Ecrit par la Rédaction I
En matière de financement, la mise en œuvre de la régionalisation avancée a permis l’allocation d’importantes ressources financières par l’État au profit des régions, avec une augmentation très significative durant la période 2015-2022, de 771 MDH à 9,25 Mds de DH. Néanmoins, la mobilisation d’autres sources de financement n’est pas suffisamment exploitée.
La régionalisation avancée s’inscrit au cœur des chantiers stratégiques du Maroc, elle représente une consécration du processus de la décentralisation et la démocratie locale porté par notre pays, selon une approche progressive.
La constitution de 2011 a consacré les principes de la régionalisation avancée, concrétisées à travers l’adoption, en 2015, des trois lois organiques portant sur les trois niveaux des collectivités territoriales. A rappeler que la période 2015-2018 a constitué une étape fondatrice dans le processus de la régionalisation avancée, à travers l’instauration et l’opérationnalisation des structures des conseils régionaux, le parachèvement du cadre réglementaire d’application des trois lois organiques (71 textes d’application), ainsi que l’adoption de la charte nationale de la déconcentration administrative.
Aujourd’hui, dans un contexte où le Maroc souhaite mener à bon escient un bon nombre de chantiers stratégiques économiques et sociaux. Où en sommes-nous dans ce projet d’envergure ?
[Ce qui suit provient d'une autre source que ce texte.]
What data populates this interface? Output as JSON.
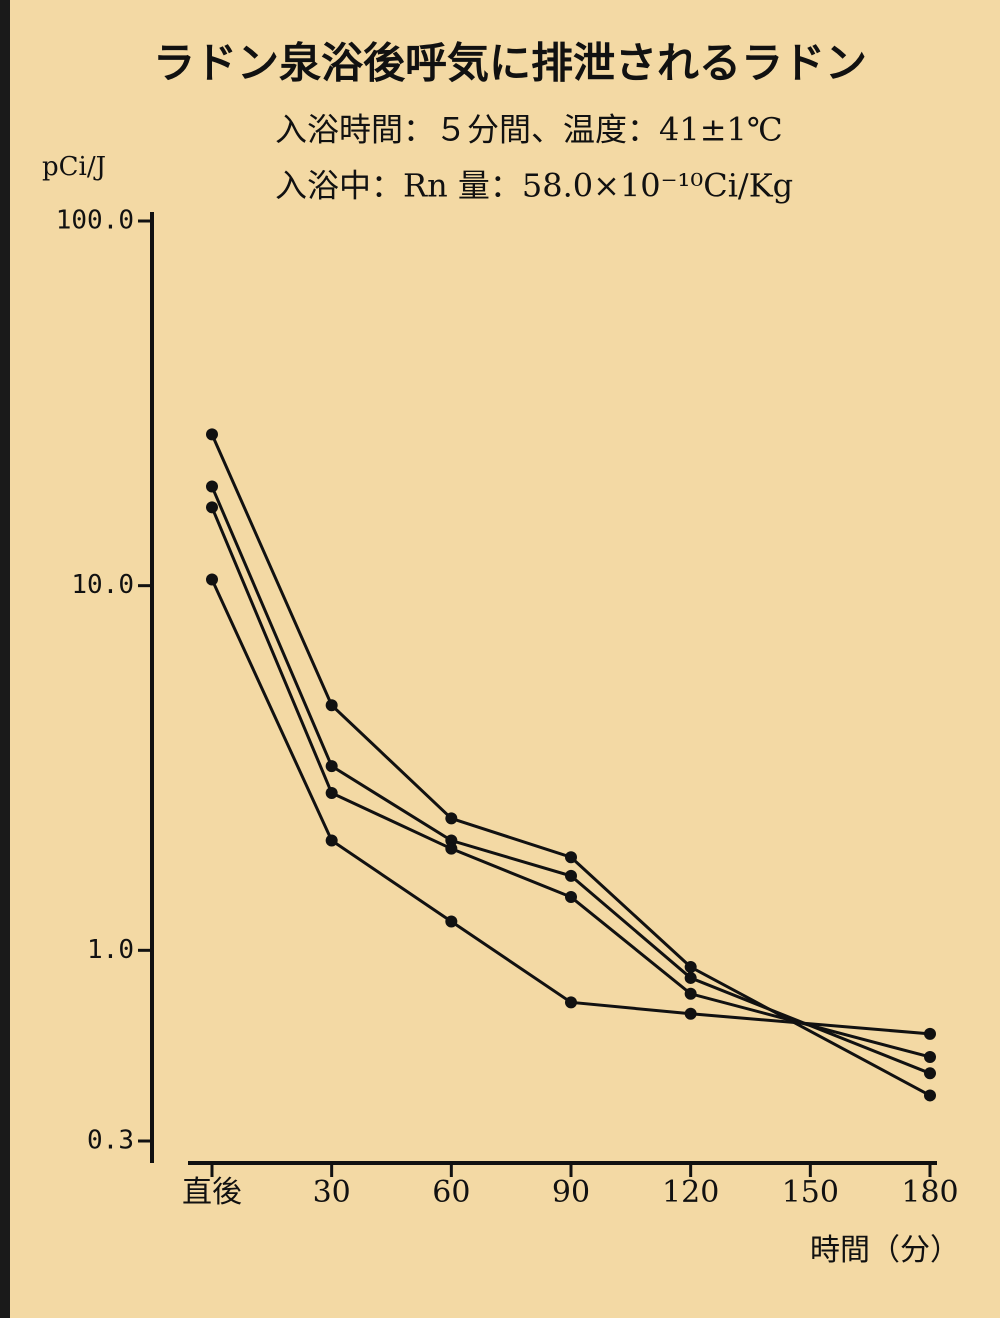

S’agissant du cadre institutionnel, il a été relevé dans le rapport de la Cour des comptes 2022-2023 qu’au niveau de l’administration régionale déconcentrée, un retard dans la création des représentations administratives communes, en raison de la non-tenue des réunions de la commission interministérielle de la déconcentration administrative durant la période allant de juillet 2020 à juin 2023. Aussi, est-il constaté le manque d’appropriation et d’instauration de la culture de transfert des attributions décisionnelles de l’administration centrale vers ses services déconcentrés.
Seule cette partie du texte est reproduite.